After Master Plan-2031, the vision document of the city, was marred by inordinate delays before it was sent to the ministry of home affairs (MHA) last week, the Chandigarh administration is moving at a snail’s pace in finalising the new industrial policy and building bylaws for villages.
The UT department of industries formulated a draft of the new industrial policy in November last year and had initiated the process of inviting objections from other departments and stakeholders. However, no progress has been made in finalising the policy so far.
The administration had last formulated industrial policy in 2009.
In October last year, the ministry of home affairs had pulled up the administration for not having an industrial policy in place and had asked it to formulate a policy in line with the Micro, Small and Medium Enterprises Development (MSMED) Act, 2006, which the Centre had formulated for overall growth of enterprises.
Similarly, the administration had prepared a draft of building bylaws for villages to put a check on haphazard urbanisation in rural areas in January last year. The department of urban planning invited objections from the general public in May last year.

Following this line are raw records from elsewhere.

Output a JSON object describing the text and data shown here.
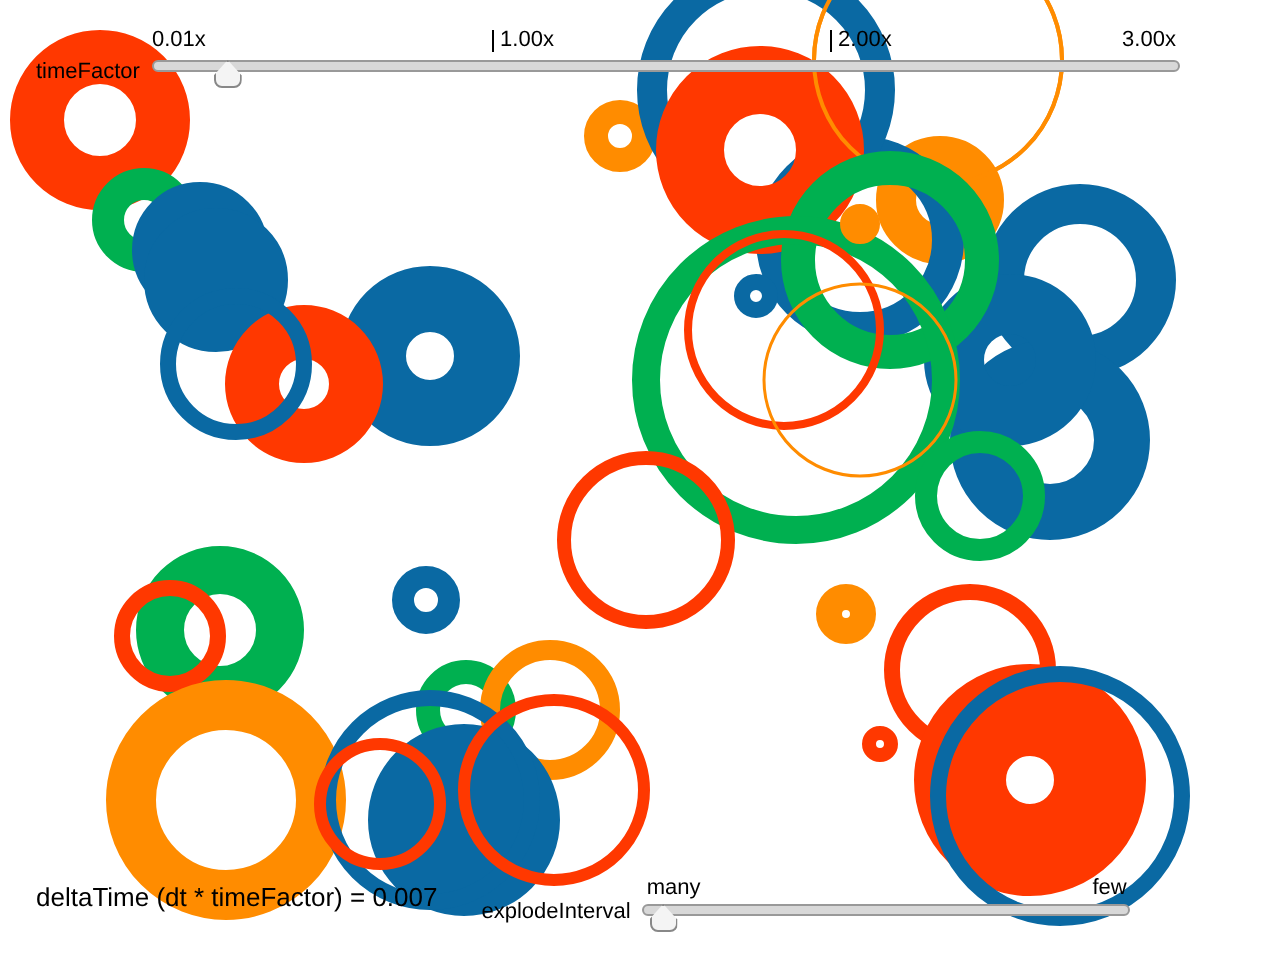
{
  "time_slider": {
    "label": "timeFactor",
    "ticks": [
      "0.01x",
      "1.00x",
      "2.00x",
      "3.00x"
    ],
    "level": 0.06
  },
  "status": {
    "text": "deltaTime (dt * timeFactor) = 0.007"
  },
  "explode_slider": {
    "label": "explodeInterval",
    "min_label": "many",
    "max_label": "few",
    "level": 0.01
  }
}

Subsequently, around 40 objections from representatives of the villages were received.
Even after more than a year, the authorities so far have failed to finalise the draft before notifying the same. The authorities have undertaken the exercise of framing building bylaws for controlled development of villages for the first time.

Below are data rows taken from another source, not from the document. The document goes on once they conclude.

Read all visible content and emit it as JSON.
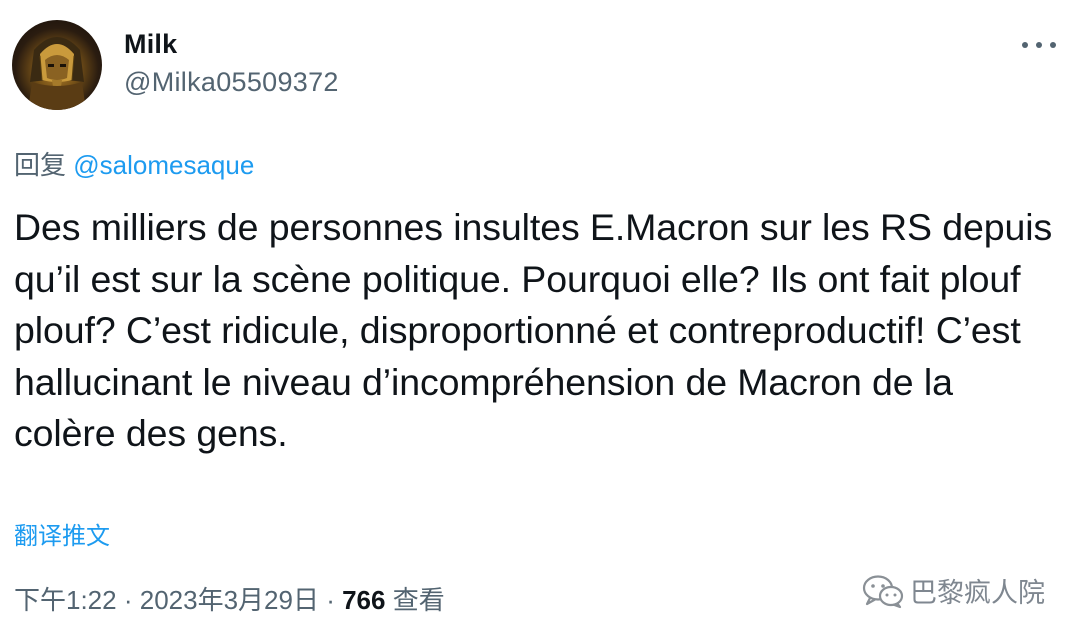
{
  "tweet": {
    "author": {
      "name": "Milk",
      "handle": "@Milka05509372"
    },
    "replying_to": {
      "prefix": "回复",
      "handle": "@salomesaque"
    },
    "text": "Des milliers de personnes insultes E.Macron sur les RS depuis qu’il est sur la scène politique. Pourquoi elle? Ils ont fait plouf plouf? C’est ridicule, disproportionné et contreproductif! C’est hallucinant le niveau d’incompréhension de Macron de la colère des gens.",
    "translate_label": "翻译推文",
    "meta": {
      "time": "下午1:22",
      "date": "2023年3月29日",
      "views_count": "766",
      "views_label": "查看",
      "separator": "·"
    }
  },
  "watermark": {
    "text": "巴黎疯人院",
    "icon": "wechat-icon"
  },
  "icons": {
    "more": "more-dots-icon",
    "avatar": "avatar-image"
  },
  "colors": {
    "primary_text": "#0f1419",
    "secondary_text": "#536471",
    "link": "#1d9bf0",
    "watermark": "#7f8790"
  }
}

There are 23 villages in the union territory, of which nine are under the control of the municipal corporation (MC).
When contacted, UT adviser KK Sharma said the industrial policy and building bylaws are correlated with the Master Plan. “As the Master Plan has been finalised now, we will focus on industrial policy and building bylaws for villages,” said KK Sharma.
The UT authorities started working on the Master Plan on directions of the Punjab and Haryana high court and an expert committee was constituted under the chairpersonship of chief architect Sumit Kaur to prepare a vision document for 2031.
The work on the preparation of Master Plan started in 2008, but its progress has been marred by delays and the administration had to seek several extensions for its completion.
After struggling for nearly six years, the authorities managed to send the final copy of the Master Plan to the ministry of home affairs last week for approval.
In the plan, the administration has taken into consideration the future requirements of the city residents by proposing development in various segments such as residential, commercial, industrial, public/semi-public areas, traffic, transport and green spaces.